A Related Lexington Story

Fred Gwynn's
"Torpedo 16"

Chapter 1
Page 1 of 5

QUONSET: THE DARKEST HOUR

Carrier Aircraft Torpedo Bombing Squadron Sixteen operated for about a year and a half of the war, sometimes in the soup but most often in the gravy. We lasted twice as long as Torpedo 8 by being ten times luckier, and by riding the crest of the Navy's attack wave against Japan instead of the earlier storms of heroically frantic defense. Where the Coral Seas action saved Australia and the Battle of Midway saved Hawaii, we never were called upon to save anything. We always had the advantage over the enemy, and while I guess we never failed to retain it, we knew we had no stature comparable to the boys of 1942 who went charging around in decrepit TBD's to break the back of the actual Jap Fleet. We went home to wives and bars reasonably intact, with enough legitimate service ribbons not to be afraid of Army pilots, but we would have been the most decorated squadron in the Fleet if awards were made for such weird combinations as induced hard work and goldbricking, self esteem and paranoia, severe devotion to duty and sheer apathy. It's probably the same in every military unit, but you don't read much about it.

Torpedo 16 got born on Saturday November 28, 1942 up at Quonset Point, Rhode Island. Quonset sits inland on Narragansett Bay, the bay being flanked seaward by Newport and Point Judith, comprising an ideal setup in summer, but a kind of Aleutian background for winter flying. Our noses ran faster and more often than the liberty buses to Providence.


Introducing the



Continuing the Story

A VT Squadron has about thirty officers and fifty crewmen, but only six gentlemen and a handful of men had reported aboard in time to break the bottle in the commissioning ceremonies, the others still trying the break the bottlenecks of carrier landing qualification units or still being "accelerated" through technical training schools. The Commanding Officer was Lt.-Cdr. Robert H. Isely, who had been chafing through months of flight instructing at Pensacola and was anxious and excited at his chance to command an operating outfit and get back to active duty. Norman A. Steerie was his Executive Officer, a full lieutenant who had been through the life and death of the old Lexington as an ensign only six months before.
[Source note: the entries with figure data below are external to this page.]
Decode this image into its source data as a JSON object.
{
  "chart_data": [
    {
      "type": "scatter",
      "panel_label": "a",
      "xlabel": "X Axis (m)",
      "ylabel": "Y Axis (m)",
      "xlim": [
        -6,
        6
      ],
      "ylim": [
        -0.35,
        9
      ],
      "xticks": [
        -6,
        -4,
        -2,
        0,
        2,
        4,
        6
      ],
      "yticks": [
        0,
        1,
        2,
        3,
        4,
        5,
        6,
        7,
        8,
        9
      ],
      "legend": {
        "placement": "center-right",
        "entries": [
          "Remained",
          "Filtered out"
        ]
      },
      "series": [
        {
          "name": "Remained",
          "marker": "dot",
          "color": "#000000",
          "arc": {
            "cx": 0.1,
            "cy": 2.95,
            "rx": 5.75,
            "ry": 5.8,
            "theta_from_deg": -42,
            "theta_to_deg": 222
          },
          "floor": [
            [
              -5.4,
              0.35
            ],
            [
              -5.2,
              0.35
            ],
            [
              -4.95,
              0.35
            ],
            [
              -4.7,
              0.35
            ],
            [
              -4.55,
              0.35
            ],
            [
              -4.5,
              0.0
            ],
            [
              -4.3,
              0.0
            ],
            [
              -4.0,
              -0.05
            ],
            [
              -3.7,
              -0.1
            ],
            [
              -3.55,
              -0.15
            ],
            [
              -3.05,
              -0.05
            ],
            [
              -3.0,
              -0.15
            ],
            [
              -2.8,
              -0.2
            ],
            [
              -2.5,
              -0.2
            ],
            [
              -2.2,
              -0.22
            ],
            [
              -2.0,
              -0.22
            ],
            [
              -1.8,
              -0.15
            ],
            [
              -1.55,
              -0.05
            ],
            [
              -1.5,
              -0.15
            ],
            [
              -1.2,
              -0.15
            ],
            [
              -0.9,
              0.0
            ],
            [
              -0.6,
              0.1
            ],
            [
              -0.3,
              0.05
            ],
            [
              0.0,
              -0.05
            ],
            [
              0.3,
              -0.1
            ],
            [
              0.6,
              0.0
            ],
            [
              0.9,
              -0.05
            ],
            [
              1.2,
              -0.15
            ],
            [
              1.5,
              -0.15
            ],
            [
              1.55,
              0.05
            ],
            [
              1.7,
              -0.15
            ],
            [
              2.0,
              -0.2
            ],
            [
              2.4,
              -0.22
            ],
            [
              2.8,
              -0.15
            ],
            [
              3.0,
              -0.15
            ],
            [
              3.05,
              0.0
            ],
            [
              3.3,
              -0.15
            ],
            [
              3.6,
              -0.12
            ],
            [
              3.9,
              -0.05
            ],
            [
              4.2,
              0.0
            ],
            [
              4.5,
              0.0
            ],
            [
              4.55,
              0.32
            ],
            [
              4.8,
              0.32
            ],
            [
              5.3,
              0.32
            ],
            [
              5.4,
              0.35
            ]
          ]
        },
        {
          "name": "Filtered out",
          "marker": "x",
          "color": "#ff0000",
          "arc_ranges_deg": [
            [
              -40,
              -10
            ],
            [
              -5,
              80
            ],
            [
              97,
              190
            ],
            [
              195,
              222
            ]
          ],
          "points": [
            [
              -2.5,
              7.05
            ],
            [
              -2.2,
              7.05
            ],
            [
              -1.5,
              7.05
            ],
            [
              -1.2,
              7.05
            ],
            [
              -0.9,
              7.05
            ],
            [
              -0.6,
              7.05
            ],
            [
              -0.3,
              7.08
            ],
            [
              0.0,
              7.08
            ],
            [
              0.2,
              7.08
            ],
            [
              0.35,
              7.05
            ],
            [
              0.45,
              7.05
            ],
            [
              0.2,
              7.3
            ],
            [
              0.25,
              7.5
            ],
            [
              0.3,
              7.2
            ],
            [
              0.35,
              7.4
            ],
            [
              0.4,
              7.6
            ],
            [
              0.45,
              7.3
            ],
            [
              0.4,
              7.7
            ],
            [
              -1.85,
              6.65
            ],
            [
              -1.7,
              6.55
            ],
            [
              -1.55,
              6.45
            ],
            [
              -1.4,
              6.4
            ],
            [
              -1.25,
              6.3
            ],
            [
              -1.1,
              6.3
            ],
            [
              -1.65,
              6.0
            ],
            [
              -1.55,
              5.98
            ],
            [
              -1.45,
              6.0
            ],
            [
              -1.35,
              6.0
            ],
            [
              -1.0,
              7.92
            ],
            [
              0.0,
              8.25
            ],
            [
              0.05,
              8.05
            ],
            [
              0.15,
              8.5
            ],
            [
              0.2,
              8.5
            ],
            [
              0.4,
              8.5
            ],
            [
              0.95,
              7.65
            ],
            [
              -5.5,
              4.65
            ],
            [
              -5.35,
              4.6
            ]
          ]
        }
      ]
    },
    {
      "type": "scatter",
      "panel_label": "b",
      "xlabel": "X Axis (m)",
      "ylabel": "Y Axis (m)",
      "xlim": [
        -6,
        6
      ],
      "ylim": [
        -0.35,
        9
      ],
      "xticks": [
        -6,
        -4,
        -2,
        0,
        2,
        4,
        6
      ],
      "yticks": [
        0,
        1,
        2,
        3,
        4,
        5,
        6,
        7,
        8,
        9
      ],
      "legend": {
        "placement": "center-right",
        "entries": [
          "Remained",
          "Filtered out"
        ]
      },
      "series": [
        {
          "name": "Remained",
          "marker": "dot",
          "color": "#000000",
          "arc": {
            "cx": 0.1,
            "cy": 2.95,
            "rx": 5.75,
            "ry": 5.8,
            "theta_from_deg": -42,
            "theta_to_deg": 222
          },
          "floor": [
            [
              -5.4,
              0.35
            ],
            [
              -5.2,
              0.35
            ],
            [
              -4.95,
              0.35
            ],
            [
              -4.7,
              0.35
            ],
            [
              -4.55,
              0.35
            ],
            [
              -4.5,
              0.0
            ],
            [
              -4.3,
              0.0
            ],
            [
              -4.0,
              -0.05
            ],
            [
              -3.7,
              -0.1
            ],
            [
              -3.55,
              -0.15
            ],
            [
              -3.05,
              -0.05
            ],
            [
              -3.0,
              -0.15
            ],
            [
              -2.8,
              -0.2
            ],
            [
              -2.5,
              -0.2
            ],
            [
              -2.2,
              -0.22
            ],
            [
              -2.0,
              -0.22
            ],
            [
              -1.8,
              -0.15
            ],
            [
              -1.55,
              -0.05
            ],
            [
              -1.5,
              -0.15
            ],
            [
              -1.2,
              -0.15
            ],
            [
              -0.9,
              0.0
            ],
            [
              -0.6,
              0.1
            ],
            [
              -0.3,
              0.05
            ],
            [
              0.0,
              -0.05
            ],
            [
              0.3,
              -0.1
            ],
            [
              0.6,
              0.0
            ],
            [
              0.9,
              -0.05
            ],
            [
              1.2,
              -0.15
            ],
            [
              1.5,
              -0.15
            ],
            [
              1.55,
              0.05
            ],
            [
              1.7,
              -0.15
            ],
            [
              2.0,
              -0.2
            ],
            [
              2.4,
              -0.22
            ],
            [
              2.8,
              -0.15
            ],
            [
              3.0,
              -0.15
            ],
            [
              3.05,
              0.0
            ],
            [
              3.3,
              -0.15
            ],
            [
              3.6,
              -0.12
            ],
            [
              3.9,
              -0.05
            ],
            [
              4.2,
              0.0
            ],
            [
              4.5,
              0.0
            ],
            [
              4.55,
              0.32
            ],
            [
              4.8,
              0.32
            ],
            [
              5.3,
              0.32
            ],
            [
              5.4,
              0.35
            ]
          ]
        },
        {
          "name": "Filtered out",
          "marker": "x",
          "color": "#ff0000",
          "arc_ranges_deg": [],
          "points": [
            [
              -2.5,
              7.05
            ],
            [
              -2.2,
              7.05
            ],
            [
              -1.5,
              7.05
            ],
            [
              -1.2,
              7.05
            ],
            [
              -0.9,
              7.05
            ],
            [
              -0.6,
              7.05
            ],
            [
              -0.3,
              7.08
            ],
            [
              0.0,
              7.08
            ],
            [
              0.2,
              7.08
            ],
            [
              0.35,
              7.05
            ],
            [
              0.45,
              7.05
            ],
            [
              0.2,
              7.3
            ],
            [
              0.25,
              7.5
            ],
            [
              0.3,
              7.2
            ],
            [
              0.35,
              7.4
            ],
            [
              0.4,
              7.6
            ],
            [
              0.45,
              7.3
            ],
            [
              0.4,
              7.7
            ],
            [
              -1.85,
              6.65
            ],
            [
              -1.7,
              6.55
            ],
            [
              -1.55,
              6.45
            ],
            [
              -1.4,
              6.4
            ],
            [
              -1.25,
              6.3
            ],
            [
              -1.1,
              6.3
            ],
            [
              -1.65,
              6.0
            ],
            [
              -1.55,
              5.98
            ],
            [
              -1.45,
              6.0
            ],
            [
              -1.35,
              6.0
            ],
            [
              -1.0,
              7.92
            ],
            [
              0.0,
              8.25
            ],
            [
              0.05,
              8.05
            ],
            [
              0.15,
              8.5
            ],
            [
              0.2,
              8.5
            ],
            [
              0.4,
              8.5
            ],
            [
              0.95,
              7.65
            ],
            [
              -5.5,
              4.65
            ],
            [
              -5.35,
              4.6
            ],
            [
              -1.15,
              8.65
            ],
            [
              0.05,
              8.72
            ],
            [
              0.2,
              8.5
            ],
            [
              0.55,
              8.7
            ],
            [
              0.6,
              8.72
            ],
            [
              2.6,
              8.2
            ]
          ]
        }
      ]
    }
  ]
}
The other four officers were j.g.'s - two pilots and two aviation specialists. Kent Cushman and Tom Durkin were, with Steerie, the only pilots we got who had seen carrier action, and we were damned lucky to have them as a nucleus. Cush had been all over three seas on the Wasp until he had to swim away from her one sad day, and Durk had just finished being rehabilitated from a Pacific trip on the gallant Enterprise and in a less gallant but more memorable rubber boat. Cushman was a man of stable character from Washington state, while Durkin had long ago discovered (possibly at Notre Dame) that he himself was a comic Irishman, and he didn't care who knew it.

The two non-pilots were dependable gents. Edward Pendleton Stevens (somehow he kept his nickname "Bevo" quiet for four more months) was a New York lawyer via Princeton and Yale, a conscientious and merry Personnel Officer. Through a fortuitous oversight on the part of BuPers, the squadron had its Engineering Officer before its planes arrived; John Hull had been to Cornell and knew what to do with them when they came.

The excellent enlisted men in the form of mechanics had also reported aboard - Larry DeNofio and Whitey Thomsen. Ten minutes after the ceremonies began they were joined by another mech, Jack Hamm, (who somehow wangled a ten days leave) and a radioman, Klingbiel. All had several years in the Navy, which was the Squadron's second break.

Later in the week came two more pilots, both calm and capable and keystone material. Lee Witter, like Steerie, came from Minnesota, and had been an auditor when the Navy tapped him. Tom Bronn had been right out of junior college in California. Except for John Hull, all of the officers and men were married, which doubtless gave a certain steadiness to the squadron's foundation.

It was nearly a month before any torpedo planes showed up, so the charter members of Torpedo 16 spent December doing their Christmas shopping, putting out squadron orders, and securing every day after lunch. Meanwhile personnel were flowing in. John Bowen and Roy Armstrong were both lieutenants and former instructors at Corpus Christi; Roc Curry had been teaching flying at Pensacola; Dick Scheele and Norm White were just out of training, Norm, overjoyed to have orders to Quonset, just thirty miles from his home and wife in Providence. Howard Pickard, a Phi Beta Kappa lawyer from Oklahoma via the AAA in Washington, had just finished Air Combat Intelligence School up the street, and was steeped in hot vicarious information. Pick handled the Intelligence and Communications, being an intelligent and educated man and didn't much care if he never saw the inside of a plane.